Submitted to: Journal of Animal Science
Publication Type: Peer Reviewed Journal
Publication Acceptance Date: 8/8/1995
Publication Date: N/A
Interpretive Summary: In 1983, a farmer from Oklahoma noticed that offspring of a ram in his flock had excessive muscling. Since then, it has been demonstrated that a single gene is responsible for this effect. Compared to normal lambs, these lambs have superior feed efficiency and carcass composition. Since lambs begin to show the muscling characteristics sometime after birth, dystocia is not a problem in carrier sheep and, thus, provides the sheep industry with a number of advantageous traits. The mechanisms through which this condition manifests itself are not known. We conducted these experiments to: 1) further characterize the effects of this gene on muscle growth and meat quality and 2) determine the mechanism through which these effects are brought about. Our results indicate the presence of this gene increased muscle weight by 27.6% and decreased all measures of carcass fatness. The data indicate that this massive increase in muscle weight is caused by increasing muscle protein synthesis and decreasing the rate at which muscle proteins are broken down. The major problem with this gene is its negative effect on meat tenderness. Thus, to be of acceptable palatability, callipyge meat must be tenderized prior to consumption, otherwise meat toughness could preclude the use of this genetics in the sheep industry.

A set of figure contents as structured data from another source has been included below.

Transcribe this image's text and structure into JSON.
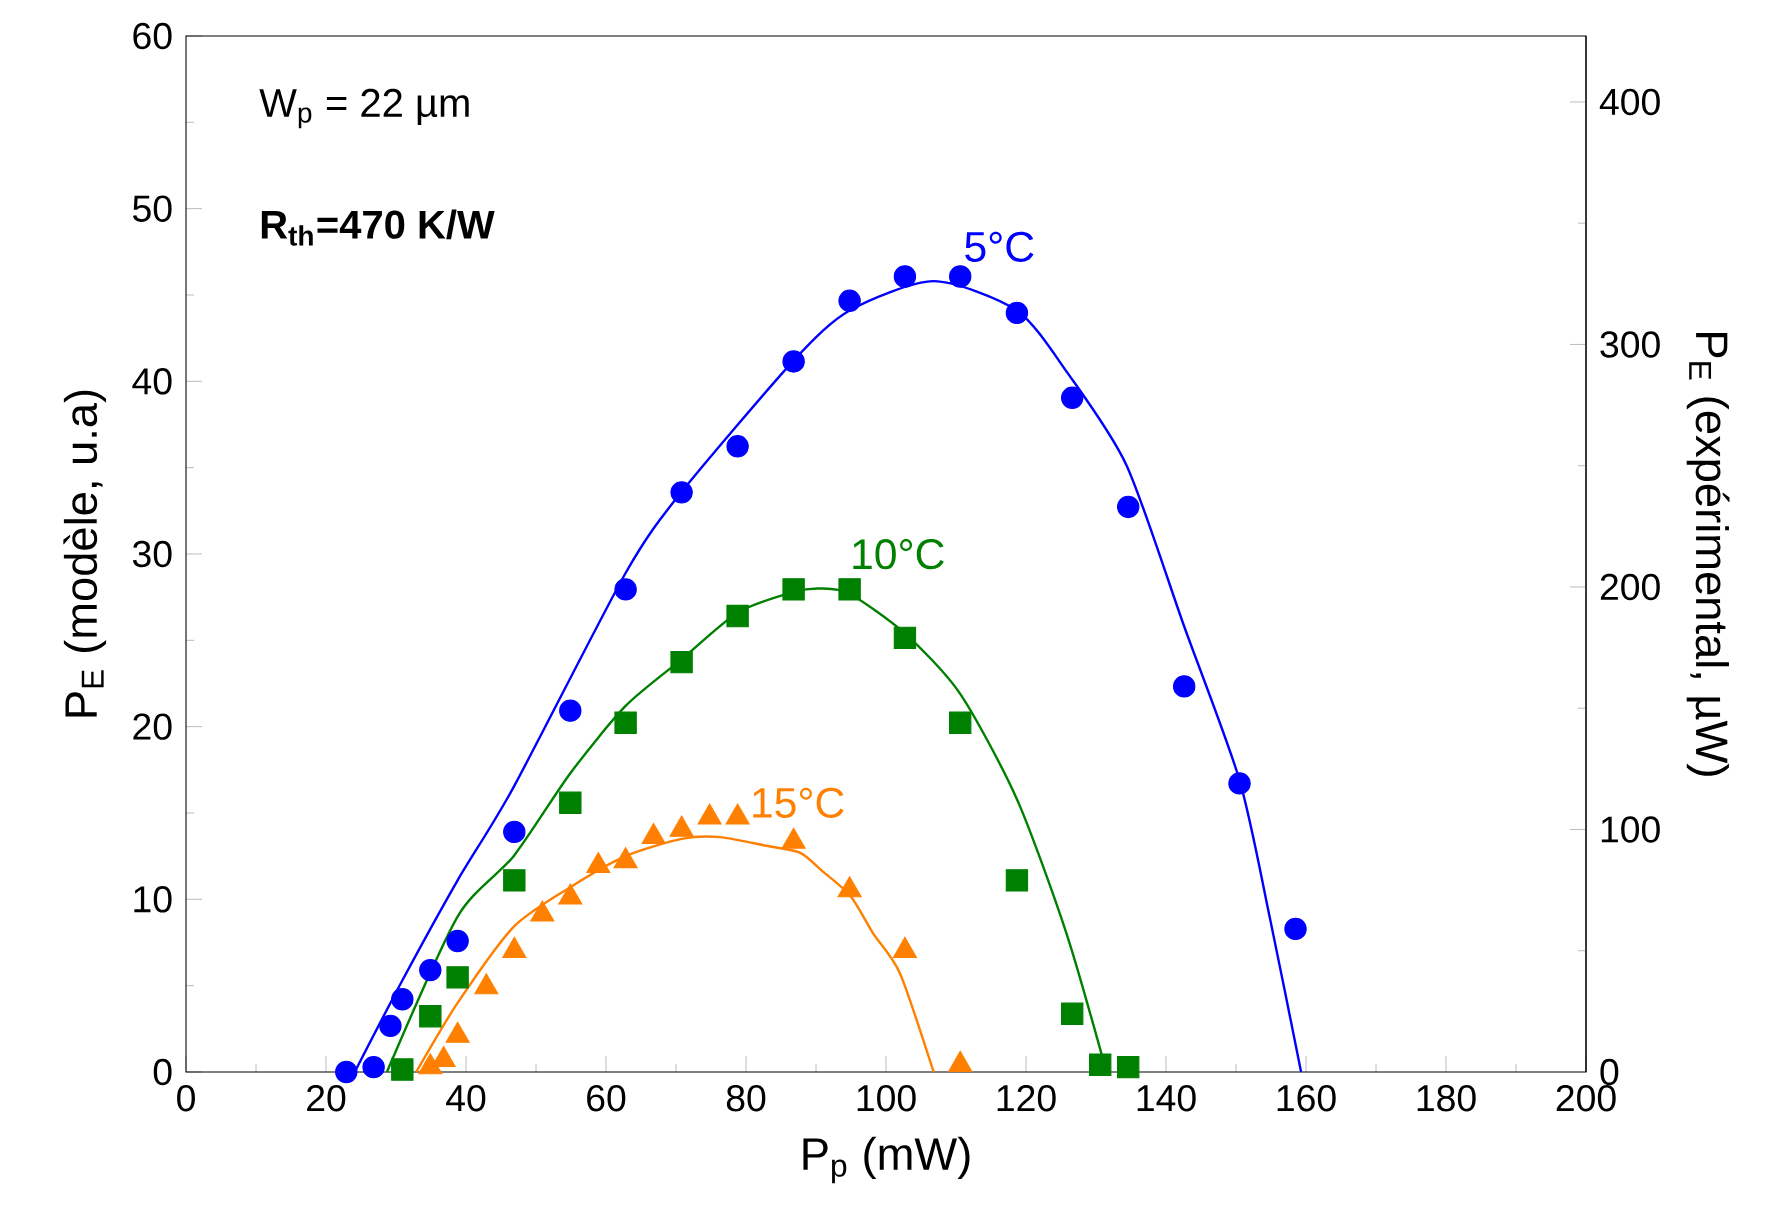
{
  "chart_data": {
    "type": "scatter",
    "xlabel": "P$_{p}$  (mW)",
    "ylabel": "P$_{E}$ (modèle, u.a)",
    "y2label": "P$_{E}$ (expérimental, µW)",
    "annotations": [
      "W$_{p}$ = 22 µm",
      "**R$_{th}$=470 K/W**"
    ],
    "xlim": [
      0,
      200
    ],
    "xticks": [
      0,
      20,
      40,
      60,
      80,
      100,
      120,
      140,
      160,
      180,
      200
    ],
    "ylim": [
      0,
      60
    ],
    "yticks": [
      0,
      10,
      20,
      30,
      40,
      50,
      60
    ],
    "y2lim": [
      0,
      427.2
    ],
    "y2ticks": [
      0,
      100,
      200,
      300,
      400
    ],
    "grid": false,
    "series": [
      {
        "name": "5°C",
        "type": "line",
        "color": "#0000ff",
        "marker": "none",
        "x": [
          24.1,
          30.9,
          38.8,
          46.8,
          62.8,
          70.6,
          86.8,
          94.8,
          106.8,
          118.7,
          125.9,
          134.4,
          142.6,
          150.5,
          154.9,
          159.3
        ],
        "values": [
          0,
          5.3,
          11.1,
          16.5,
          28.9,
          33.5,
          41.2,
          44.1,
          45.8,
          44.1,
          40.5,
          35.1,
          25.8,
          16.9,
          8.8,
          0
        ]
      },
      {
        "name": "10°C",
        "type": "line",
        "color": "#008000",
        "marker": "none",
        "x": [
          28.7,
          38.8,
          46.8,
          54.9,
          62.8,
          70.8,
          78.8,
          86.8,
          90.6,
          94.8,
          102.7,
          110.6,
          118.7,
          125.8,
          131.5
        ],
        "values": [
          0,
          9.0,
          12.5,
          17.3,
          21.2,
          23.9,
          26.6,
          27.8,
          28.0,
          27.7,
          25.4,
          21.9,
          15.8,
          8.0,
          0
        ]
      },
      {
        "name": "15°C",
        "type": "line",
        "color": "#ff8000",
        "marker": "none",
        "x": [
          32.9,
          38.8,
          46.8,
          54.9,
          62.8,
          70.8,
          76.3,
          82.9,
          87.7,
          91.0,
          94.9,
          98.2,
          102.0,
          106.8
        ],
        "values": [
          0,
          4.0,
          8.4,
          10.7,
          12.5,
          13.5,
          13.6,
          13.1,
          12.7,
          11.6,
          10.2,
          8.0,
          5.7,
          0
        ]
      },
      {
        "axis": "y2",
        "color": "#0000ff",
        "marker": "circle",
        "x": [
          22.9,
          26.8,
          29.2,
          30.9,
          34.9,
          38.8,
          46.9,
          54.9,
          62.8,
          70.8,
          78.8,
          86.8,
          94.8,
          102.7,
          110.6,
          118.7,
          126.6,
          134.6,
          142.6,
          150.5,
          158.5
        ],
        "values": [
          0,
          2,
          19,
          30,
          42,
          54,
          99,
          149,
          199,
          239,
          258,
          293,
          318,
          328,
          328,
          313,
          278,
          233,
          159,
          119,
          59
        ]
      },
      {
        "axis": "y2",
        "color": "#008000",
        "marker": "square",
        "x": [
          30.9,
          34.9,
          38.8,
          46.9,
          54.9,
          62.8,
          70.8,
          78.8,
          86.8,
          94.8,
          102.7,
          110.6,
          118.7,
          126.6,
          130.6,
          134.6
        ],
        "values": [
          1,
          23,
          39,
          79,
          111,
          144,
          169,
          188,
          199,
          199,
          179,
          144,
          79,
          24,
          3,
          2
        ]
      },
      {
        "axis": "y2",
        "color": "#ff8000",
        "marker": "triangle",
        "x": [
          34.9,
          36.8,
          38.8,
          42.9,
          46.9,
          50.9,
          54.9,
          58.9,
          62.8,
          66.8,
          70.8,
          74.8,
          78.8,
          86.8,
          94.8,
          102.7,
          110.6
        ],
        "values": [
          2,
          5,
          15,
          35,
          50,
          65,
          72,
          85,
          87,
          97,
          100,
          105,
          105,
          95,
          75,
          50,
          3
        ]
      }
    ]
  }
}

Technical Abstract: The present experiment was conducted to determine the effect of the callipyge gene on traits affecting muscle growth and meat tenderness. Dorset wethers (n = 40) which were either carriers or non-carriers of the callipyge gene were grain fed and slaughtered at 169 d of age. Genotype did not affect slaughter weight, hot carcass weight, or weights of the heart, spleen, viscera, kidney-pelvic fat, head, and pelt; however, callipyge lambs had a higher dressing percentage and lighter lungs, liver, and kidneys. Callipyge lambs had reduced fat thickness and marbling score and increased leg scores and longissimus area (34%). Adductor (30%), biceps femoris (42%), gluteus group (31%), longissimus (32%), psoas group (20%), quadriceps femoris (18%), semimembranosus (38%), and semitendinosus (26%) weights were increased in the callipyge phenotype; however, genotype did not affect weights of infraspinatus or supraspinatus. Longissimus myofibril fragmentation index was reduced at 1 (27%), 7 (35%), and 21 (37%) d postmortem and Warner-Bratzler shear force was increased at 1, 7, and 21 d postmortem in the callipyge phenotype. Shear force values of callipyge lambs at 21 d postmortem tended to be greater than shear force values of non-carriers at 1 d postmortem. Activities of calpastatin (83%) and m-calpain (45%) were increased by callipyge; however, u-calpain activity was not affected. Longissimus and semitendinosus RNA concentration, DNA content, RNA content, protein content, and the RNA:DNA ratio were increased in the callipyge phenotype. These results suggest that both reduced rate of protein degradation and increased capacity for protein synthesis are consequences of callipyge gene.